Menurutnya KIJA akan tetap berfokus pada penguatan fundamental usaha melalui peningkatan profitabilitas, pertumbuhan pendapatan yang berkelanjutan, dan penciptaan nilai jangka panjang bagi pemegang saham.

Senada, Founder Jababeka SD Darmono menegaskan keluarnya KIJA dari indeks syariah tidak otomatis menunjukkan bahwa perusahaan berada dalam kondisi yang buruk atau tidak sehat.

"Perubahan metodologi dan standar yang semakin ketat menyebabkan sejumlah emiten mengalami penyesuaian klasifikasi.
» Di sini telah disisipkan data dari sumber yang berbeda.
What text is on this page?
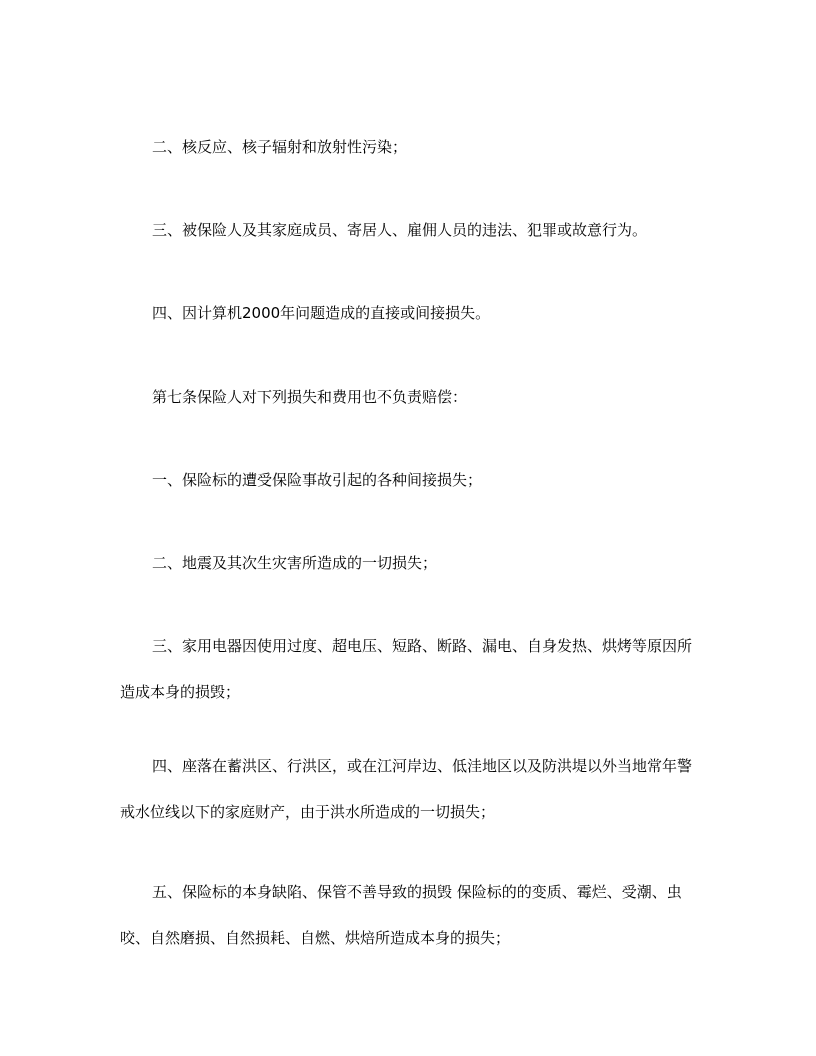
二、核反应、核子辐射和放射性污染；

三、被保险人及其家庭成员、寄居人、雇佣人员的违法、犯罪或故意行为。

四、因计算机2000年问题造成的直接或间接损失。

第七条保险人对下列损失和费用也不负责赔偿：

一、保险标的遭受保险事故引起的各种间接损失；

二、地震及其次生灾害所造成的一切损失；

三、家用电器因使用过度、超电压、短路、断路、漏电、自身发热、烘烤等原因所造成本身的损毁；

四、座落在蓄洪区、行洪区，或在江河岸边、低洼地区以及防洪堤以外当地常年警戒水位线以下的家庭财产，由于洪水所造成的一切损失；

五、保险标的本身缺陷、保管不善导致的损毁 保险标的的变质、霉烂、受潮、虫咬、自然磨损、自然损耗、自燃、烘焙所造成本身的损失；
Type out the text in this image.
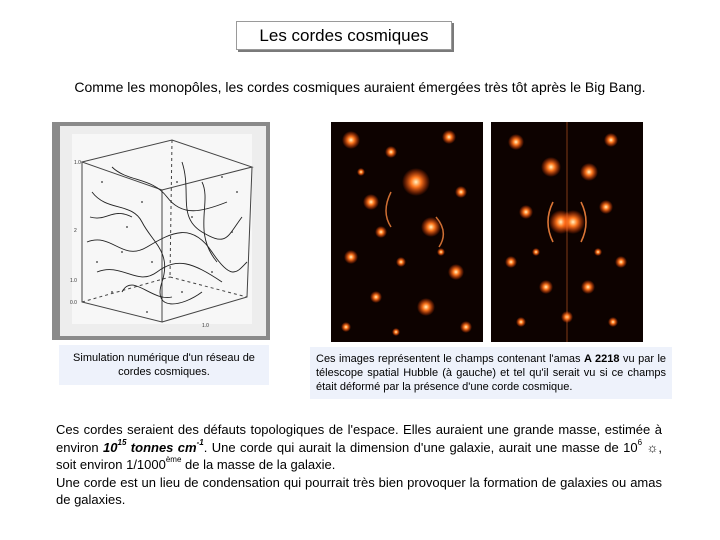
Les cordes cosmiques
Comme les monopôles, les cordes cosmiques auraient émergées très tôt après le Big Bang.
1.0
2
1.0
0.0
1.0
Simulation numérique d'un réseau de cordes cosmiques.
Ces images représentent le champs contenant l'amas A 2218 vu par le télescope spatial Hubble (à gauche) et tel qu'il serait vu si ce champs était déformé par la présence d'une corde cosmique.

Ces cordes seraient des défauts topologiques de l'espace. Elles auraient une grande masse, estimée à environ $10^{15}$ tonnes $cm^{-1}$. Une corde qui aurait la dimension d'une galaxie, aurait une masse de $10^6$ ☼, soit environ 1/1000ème de la masse de la galaxie.

Une corde est un lieu de condensation qui pourrait très bien provoquer la formation de galaxies ou amas de galaxies.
Kami menghormati keputusan tersebut dan akan terus melakukan evaluasi terhadap struktur bisnis dan pembiayaan perusahaan," ujarnya.

Dia juga merespons isu terkait data ESG yang dinilai belum lengkap dalam sejumlah sistem pemeringkatan internasional. Menurutnya, proses pelengkapan data dan penyesuaian pelaporan masih terus berjalan mengikuti standar terbaru yang ditetapkan BEI.

"Transparansi adalah proses yang terus kami perbaiki," katanya.

Adapun BEI telah melakukan evaluasi mayor terhadap sejumlah indeks syariah untuk periode Juni-November 2026. Hasilnya, delapan saham resmi dikeluarkan dari perhitungan indeks IDX Sharia Growth (IDXSHAGROW) yang berlaku efektif mulai 2 Juni 2026.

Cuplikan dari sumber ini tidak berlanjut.